Wise abruptly turned an alarming scarlet. “I’m afraid that isn’t all. The circulators will more or less vacuum out the traces of DRG-16.”
“It’s still your job, baby.”
“I was going to say, Harvey Washington would have replaced the filters on the exterior vents immediately after the chamber was empty. But Bill Pierce here switched on the circulators before we realized that the filters were still in their boxes.”
“Why the hell don’t you leave the filters in all the time?”
Bill Pierce spoke up. He was taller than Leo, built like a football player, and the sole scientist to wear a beard. “We don’t do that because they have a strong odor, which very quickly leaks back into the chamber. The smell prejudices the experiments. Our procedure was to seal the chamber, make our observations, and to have Harvey Washington install the filters while we dissected the subject. Then we switched on the circulators.” He glared at Leo, full of guilt and challenge. “But when I saw Tom Gay going crazy in there, I
just thought of getting the DRG out of the air. I was thinking that if I could change the air fast enough, I could save Tom anyhow—the other two just dropped where they were standing. And I guess I had our old procedure in the back of my mind.”
“So where did that stuff go?” Leo asked. “Wait. Let me guess. The circulators circulated it right outside. That’s the good part, isn’t it? You dummies pumped a batch of this stuff straight into the air right after it zapped three guys in the monkey chamber here. So in about a second and a half we got a million dead shwartzes in Woodville. Right? Right?” Leo inhaled deeply. “And! Not only that, but we got a million lawsuits—and I’m supposed to get you jerks off the hook.” Leo clapped his hands over his eyes.

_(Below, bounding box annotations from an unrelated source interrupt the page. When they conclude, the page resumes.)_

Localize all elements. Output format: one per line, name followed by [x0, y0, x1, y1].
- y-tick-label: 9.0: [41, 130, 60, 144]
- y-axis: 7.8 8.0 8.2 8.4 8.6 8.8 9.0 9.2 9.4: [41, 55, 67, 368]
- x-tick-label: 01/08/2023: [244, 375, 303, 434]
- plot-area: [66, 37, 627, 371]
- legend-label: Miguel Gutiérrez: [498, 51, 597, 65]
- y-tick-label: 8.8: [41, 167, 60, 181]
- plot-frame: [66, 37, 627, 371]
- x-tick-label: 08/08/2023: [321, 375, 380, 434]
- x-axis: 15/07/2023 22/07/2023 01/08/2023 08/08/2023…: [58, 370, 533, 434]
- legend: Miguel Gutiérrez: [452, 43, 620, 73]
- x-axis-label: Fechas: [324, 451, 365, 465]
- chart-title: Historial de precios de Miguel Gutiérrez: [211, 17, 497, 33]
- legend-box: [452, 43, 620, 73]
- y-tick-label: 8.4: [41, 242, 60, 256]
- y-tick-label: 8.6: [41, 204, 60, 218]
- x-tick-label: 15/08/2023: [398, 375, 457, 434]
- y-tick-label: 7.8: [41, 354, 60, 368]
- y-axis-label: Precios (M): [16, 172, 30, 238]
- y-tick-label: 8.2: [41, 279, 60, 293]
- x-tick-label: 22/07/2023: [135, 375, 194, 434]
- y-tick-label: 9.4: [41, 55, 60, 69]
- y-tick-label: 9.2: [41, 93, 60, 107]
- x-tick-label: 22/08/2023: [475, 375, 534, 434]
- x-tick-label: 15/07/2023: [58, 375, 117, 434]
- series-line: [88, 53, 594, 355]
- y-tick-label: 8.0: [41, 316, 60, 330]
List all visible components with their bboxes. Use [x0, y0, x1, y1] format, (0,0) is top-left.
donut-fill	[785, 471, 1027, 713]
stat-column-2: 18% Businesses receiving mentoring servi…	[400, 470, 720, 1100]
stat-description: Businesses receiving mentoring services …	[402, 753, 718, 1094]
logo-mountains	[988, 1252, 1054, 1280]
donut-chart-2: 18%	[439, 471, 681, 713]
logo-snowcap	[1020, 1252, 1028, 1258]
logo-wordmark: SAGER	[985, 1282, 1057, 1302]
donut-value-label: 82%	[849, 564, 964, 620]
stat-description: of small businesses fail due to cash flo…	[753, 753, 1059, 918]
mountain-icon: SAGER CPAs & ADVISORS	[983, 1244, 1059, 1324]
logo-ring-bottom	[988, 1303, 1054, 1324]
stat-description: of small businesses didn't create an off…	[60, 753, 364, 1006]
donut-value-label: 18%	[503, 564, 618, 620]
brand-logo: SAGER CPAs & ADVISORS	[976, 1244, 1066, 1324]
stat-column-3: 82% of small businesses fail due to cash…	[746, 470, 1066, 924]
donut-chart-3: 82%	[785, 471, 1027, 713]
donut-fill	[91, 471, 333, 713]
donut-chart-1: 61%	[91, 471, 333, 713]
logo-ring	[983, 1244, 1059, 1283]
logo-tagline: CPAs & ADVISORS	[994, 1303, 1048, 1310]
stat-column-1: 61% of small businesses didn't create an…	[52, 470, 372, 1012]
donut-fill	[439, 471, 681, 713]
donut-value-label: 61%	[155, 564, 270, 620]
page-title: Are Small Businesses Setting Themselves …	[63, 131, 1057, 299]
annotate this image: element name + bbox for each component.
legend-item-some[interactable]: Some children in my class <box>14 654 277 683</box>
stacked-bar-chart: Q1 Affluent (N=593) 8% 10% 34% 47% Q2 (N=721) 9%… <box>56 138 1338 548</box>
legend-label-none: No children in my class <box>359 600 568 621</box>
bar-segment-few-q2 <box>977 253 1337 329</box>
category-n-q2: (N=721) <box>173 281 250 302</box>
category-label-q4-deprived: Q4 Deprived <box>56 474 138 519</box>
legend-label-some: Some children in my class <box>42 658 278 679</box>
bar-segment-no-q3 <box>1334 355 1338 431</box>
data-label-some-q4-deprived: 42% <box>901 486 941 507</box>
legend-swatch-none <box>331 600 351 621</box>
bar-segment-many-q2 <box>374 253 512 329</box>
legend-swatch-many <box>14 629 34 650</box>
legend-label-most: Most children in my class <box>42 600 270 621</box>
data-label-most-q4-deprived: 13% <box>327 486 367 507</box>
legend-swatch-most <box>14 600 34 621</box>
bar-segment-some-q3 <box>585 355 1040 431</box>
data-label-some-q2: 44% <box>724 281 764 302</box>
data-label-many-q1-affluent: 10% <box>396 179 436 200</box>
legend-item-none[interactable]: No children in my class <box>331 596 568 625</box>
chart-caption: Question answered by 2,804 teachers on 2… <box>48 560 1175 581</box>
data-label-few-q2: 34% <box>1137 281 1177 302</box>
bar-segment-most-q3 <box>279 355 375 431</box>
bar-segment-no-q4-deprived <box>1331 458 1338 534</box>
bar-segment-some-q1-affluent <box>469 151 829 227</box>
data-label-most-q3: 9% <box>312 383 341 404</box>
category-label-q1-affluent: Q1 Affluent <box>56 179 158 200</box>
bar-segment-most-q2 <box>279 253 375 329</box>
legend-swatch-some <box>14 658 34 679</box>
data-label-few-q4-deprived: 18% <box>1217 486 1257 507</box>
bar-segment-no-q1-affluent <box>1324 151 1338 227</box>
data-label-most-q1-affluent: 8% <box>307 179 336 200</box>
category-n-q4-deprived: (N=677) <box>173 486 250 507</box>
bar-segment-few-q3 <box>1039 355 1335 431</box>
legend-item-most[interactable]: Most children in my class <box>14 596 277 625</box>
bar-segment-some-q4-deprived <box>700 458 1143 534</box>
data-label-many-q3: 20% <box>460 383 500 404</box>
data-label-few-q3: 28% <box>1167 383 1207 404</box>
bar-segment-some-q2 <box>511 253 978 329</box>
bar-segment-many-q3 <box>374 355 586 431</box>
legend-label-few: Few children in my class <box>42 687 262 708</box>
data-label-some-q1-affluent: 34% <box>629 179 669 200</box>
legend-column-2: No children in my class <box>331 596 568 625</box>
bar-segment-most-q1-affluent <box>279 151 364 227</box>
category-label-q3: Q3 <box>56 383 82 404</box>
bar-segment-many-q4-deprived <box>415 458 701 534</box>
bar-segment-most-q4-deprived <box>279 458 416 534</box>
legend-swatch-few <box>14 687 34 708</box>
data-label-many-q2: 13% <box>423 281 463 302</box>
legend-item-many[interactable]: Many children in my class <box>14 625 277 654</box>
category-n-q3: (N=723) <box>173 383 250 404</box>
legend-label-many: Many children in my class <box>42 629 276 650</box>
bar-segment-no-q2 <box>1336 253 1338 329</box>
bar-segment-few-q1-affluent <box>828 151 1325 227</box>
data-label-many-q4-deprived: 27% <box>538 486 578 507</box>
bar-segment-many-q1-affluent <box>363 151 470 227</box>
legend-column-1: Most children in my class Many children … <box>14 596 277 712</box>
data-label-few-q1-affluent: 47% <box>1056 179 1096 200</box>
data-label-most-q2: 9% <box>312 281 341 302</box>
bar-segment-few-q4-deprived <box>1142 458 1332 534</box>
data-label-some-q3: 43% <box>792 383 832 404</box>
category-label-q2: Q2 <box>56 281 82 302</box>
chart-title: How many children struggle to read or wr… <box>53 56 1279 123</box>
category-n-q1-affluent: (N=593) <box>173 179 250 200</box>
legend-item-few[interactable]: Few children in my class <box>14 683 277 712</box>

“Mr. Friedgood,” Wise said, “we’ve just lost three of our colleagues. Bill was acting in accordance with former procedure—for months we did keep the filters in place.”
“You think that’s a defense?” Leo bellowed. “You want me to feel sorry for you?”
“I’m sorry,” Wise said around his rabbit teeth. “We are not quite in control of ourselves. Things may not be as bad as you imagine. Let me explain.” The words were confident, but Ted Wise was still the most scared-looking man Leo had ever seen.
5
“I’ll do better than write a statement,” Leo was telling the General thirty minutes later. “I’ll get us out of this whole mess. Telpro will never come into it. First of all, these geniuses that you have up here say that because this DRG was vented from the roof of the factory, it’ll carry for miles before it settles. We’ve got a pretty good breeze going right now”—Leo was remembering the sloops, Marlins, and Lightnings, whipping along out on the Sound while he worked on his boat that morning—”and the stuff is going to travel. It could get to Rhode Island before it settles. Maybe it’ll get all the way to Canada. No one in the world is ever going to connect it to Telpro—and if we’re lucky, it’ll blow out over the Sound and kill a few fish. And if we have a good rain anytime in the next week, the worst will never happen at all. Water dilutes the effect fantastically. Bottom line? Somewhere north of here could have a few deaths almost immediately. In a month or two, some citizens of Pawtucket or Stowe might start to go funny in the head—Wise says that the mental effects can take that long to show up. We’ve got no exposure, that’s the bottom line.”